Personal information
- Born: November 7, 1987 (age 38) Moscow, Soviet Union

Chess career
- Country: Israel (until 2007) Canada (since 2007)
- Title: International Master (2003)
- FIDE rating: 2348 (August 2019)
- Peak rating: 2503 (September 2011)

= Leonid Gerzhoy =

Israeli-Canadian chess player (born 1987)

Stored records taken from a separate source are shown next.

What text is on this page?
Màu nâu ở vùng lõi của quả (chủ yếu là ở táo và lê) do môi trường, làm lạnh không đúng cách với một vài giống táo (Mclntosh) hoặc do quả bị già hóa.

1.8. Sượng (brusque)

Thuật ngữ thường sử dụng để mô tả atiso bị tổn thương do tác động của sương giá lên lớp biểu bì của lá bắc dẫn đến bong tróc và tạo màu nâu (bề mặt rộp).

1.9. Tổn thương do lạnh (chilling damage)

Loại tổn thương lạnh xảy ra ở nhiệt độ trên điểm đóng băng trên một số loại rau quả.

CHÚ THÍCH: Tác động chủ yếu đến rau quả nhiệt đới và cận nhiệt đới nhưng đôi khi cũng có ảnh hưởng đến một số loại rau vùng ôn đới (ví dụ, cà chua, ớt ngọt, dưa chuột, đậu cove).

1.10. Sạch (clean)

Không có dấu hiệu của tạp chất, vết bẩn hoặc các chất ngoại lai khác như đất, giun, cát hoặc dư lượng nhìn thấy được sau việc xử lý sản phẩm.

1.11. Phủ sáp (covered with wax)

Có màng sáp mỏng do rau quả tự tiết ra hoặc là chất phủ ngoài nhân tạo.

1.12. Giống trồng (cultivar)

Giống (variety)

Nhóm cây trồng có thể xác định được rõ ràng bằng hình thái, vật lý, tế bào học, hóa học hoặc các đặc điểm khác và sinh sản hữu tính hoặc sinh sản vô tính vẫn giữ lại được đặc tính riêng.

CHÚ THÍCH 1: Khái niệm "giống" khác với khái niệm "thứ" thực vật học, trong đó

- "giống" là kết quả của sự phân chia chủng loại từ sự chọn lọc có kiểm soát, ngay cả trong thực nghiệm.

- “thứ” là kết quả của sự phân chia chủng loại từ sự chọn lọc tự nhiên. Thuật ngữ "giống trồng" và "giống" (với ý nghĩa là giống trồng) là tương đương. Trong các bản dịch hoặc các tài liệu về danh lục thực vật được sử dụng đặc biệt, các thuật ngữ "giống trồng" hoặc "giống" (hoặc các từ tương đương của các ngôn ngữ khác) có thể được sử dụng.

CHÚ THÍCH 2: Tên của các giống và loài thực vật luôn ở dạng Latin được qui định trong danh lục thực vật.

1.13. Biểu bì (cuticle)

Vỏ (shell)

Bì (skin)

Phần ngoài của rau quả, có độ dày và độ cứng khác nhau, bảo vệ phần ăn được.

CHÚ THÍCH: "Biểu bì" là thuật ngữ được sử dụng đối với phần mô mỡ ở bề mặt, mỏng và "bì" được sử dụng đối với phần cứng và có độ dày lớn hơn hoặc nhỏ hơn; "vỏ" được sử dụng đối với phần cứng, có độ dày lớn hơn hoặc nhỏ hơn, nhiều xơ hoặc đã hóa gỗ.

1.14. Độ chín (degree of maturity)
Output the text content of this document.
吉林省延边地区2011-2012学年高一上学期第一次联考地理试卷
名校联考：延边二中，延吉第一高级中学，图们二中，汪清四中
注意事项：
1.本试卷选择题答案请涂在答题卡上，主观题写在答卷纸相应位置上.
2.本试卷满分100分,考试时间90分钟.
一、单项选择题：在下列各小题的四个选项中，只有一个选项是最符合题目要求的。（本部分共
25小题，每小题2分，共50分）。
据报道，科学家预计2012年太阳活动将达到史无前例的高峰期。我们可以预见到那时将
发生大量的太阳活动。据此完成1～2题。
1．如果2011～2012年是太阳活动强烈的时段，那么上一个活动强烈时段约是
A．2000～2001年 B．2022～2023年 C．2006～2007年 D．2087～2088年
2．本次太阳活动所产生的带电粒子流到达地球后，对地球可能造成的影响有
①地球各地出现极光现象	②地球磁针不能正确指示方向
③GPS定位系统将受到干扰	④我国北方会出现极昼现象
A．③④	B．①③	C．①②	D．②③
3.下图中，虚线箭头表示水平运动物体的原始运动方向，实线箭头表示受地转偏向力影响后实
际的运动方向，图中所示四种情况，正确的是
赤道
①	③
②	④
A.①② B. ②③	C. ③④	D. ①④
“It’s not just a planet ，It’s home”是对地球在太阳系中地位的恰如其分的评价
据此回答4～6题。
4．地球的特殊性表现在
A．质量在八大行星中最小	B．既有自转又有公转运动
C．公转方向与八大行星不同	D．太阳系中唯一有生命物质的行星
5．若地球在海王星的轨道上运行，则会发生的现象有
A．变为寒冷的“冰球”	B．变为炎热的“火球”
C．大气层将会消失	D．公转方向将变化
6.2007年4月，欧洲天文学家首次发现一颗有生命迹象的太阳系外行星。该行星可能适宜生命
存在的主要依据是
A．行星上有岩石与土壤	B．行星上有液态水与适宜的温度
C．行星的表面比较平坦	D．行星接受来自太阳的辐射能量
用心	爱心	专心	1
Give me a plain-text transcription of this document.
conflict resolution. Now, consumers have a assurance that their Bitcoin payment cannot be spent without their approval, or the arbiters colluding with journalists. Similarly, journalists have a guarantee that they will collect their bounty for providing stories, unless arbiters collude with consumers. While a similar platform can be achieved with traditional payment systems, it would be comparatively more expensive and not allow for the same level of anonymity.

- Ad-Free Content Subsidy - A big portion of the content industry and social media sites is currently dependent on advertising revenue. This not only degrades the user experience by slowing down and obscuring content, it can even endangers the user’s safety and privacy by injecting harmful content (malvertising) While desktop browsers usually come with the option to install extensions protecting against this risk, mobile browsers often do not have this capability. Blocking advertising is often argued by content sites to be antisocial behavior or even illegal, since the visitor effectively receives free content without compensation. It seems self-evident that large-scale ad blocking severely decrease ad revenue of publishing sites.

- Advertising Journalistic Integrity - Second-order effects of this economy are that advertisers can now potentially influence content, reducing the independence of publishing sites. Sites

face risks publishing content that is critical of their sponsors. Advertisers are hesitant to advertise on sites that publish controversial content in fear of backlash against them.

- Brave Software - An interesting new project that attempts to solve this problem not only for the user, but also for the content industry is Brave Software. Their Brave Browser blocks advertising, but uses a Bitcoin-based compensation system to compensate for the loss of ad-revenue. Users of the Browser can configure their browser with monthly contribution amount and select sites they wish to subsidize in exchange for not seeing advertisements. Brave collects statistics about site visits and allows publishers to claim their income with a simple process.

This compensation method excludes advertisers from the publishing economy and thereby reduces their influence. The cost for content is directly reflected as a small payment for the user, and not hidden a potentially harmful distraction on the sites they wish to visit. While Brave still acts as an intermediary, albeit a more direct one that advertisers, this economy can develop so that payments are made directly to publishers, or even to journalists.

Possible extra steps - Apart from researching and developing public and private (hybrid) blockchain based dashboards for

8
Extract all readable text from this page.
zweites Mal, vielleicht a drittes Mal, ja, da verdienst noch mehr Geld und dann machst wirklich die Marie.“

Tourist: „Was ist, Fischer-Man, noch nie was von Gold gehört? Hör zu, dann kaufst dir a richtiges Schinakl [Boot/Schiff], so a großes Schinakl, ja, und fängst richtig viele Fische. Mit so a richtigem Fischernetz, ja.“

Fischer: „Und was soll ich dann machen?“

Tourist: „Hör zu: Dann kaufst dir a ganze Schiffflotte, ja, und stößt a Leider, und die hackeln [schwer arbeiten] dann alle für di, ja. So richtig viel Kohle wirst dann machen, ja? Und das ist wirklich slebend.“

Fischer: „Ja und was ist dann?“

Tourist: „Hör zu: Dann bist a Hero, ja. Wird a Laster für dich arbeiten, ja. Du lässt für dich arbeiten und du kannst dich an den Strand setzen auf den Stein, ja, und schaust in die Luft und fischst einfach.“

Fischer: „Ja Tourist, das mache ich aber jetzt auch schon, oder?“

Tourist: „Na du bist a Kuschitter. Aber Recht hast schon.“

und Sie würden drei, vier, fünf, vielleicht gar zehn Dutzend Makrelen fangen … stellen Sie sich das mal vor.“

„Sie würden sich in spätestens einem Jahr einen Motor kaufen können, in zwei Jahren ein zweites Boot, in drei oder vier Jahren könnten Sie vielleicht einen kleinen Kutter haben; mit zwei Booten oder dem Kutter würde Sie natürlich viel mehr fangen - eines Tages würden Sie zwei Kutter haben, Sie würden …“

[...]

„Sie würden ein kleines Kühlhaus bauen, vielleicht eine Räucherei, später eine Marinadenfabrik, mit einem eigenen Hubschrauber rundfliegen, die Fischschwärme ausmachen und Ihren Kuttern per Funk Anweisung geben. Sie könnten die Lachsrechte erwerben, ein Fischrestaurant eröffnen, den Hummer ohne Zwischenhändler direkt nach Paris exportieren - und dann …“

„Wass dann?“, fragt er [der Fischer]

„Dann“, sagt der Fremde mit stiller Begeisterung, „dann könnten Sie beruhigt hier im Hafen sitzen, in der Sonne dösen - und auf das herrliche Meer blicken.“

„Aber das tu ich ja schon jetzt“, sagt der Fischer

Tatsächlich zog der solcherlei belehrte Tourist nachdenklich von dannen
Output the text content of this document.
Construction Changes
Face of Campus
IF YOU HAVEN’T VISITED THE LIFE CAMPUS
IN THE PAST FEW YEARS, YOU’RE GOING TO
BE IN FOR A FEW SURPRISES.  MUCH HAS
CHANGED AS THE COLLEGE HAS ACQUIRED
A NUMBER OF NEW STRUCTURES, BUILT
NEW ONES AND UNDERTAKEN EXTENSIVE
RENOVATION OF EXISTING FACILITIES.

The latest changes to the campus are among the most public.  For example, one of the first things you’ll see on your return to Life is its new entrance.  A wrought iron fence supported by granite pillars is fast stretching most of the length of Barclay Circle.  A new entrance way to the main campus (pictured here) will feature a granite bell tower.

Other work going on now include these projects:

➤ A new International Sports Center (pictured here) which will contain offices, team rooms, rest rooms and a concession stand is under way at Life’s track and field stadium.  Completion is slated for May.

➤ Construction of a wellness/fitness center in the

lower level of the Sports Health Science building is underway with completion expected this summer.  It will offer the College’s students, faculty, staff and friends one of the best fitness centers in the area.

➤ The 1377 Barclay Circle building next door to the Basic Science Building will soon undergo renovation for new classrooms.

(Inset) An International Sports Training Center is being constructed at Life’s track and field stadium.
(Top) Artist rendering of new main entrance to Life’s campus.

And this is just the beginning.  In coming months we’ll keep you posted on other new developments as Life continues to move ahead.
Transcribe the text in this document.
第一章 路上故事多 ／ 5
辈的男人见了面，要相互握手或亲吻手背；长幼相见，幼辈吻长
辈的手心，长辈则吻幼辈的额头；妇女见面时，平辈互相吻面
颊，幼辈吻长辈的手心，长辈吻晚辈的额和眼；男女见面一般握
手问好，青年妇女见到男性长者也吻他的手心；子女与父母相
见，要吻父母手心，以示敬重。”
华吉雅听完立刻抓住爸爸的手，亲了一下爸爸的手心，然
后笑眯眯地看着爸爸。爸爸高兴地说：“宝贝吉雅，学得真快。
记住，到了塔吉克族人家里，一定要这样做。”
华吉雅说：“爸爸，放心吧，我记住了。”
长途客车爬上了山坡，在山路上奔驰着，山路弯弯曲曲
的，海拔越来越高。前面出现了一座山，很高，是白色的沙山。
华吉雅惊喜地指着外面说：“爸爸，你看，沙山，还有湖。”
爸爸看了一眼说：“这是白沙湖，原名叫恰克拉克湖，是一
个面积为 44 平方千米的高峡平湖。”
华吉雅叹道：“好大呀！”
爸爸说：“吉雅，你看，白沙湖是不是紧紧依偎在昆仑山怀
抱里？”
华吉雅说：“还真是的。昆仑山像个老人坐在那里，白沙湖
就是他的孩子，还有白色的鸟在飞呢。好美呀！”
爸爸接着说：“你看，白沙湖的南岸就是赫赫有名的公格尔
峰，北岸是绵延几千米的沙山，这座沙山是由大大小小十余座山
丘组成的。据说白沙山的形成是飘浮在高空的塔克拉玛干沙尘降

Leonid Gerzhoy (לאוניד גרזוי, Леонид Гержо́й; born November 7, 1987) is a Canadian chess player who holds the FIDE title of International Master.

==Biography==
Gerzhoy was born on November 7, 1987, in Moscow and moved to Israel in 1992. He became an International Master there by 2003. In 2003 he played for Israel at the World Youth Chess Olympiad in Denizli where he won 6th place and a rank of 8 points. In 2005 he immigrated to Canada and a year later won a second place at the Canadian Championship. In 2007 he became a winner of Canadian Junior Championship and by 2009 received a Grandmaster norm at the World Open. In 2010 he was a winner of the Summer Open tournament of Hart House and next year won again at the Philadelphia International with 8 out of 9 score. The same year, during Ontario Open he tied for first with Bator Sambuev.

During the 2010 Chess Olympiad he won three games with three draws out of nine games total. Two years later he participated at the 2012 Olympiad, this time in Istanbul, where he won three times again, and had four draws as well. He tied for first U2500 player at the 2013 World Open.

In 2015, he tied for first with Tomas Krnan and Eric Hansen in the Canadian Chess Championship.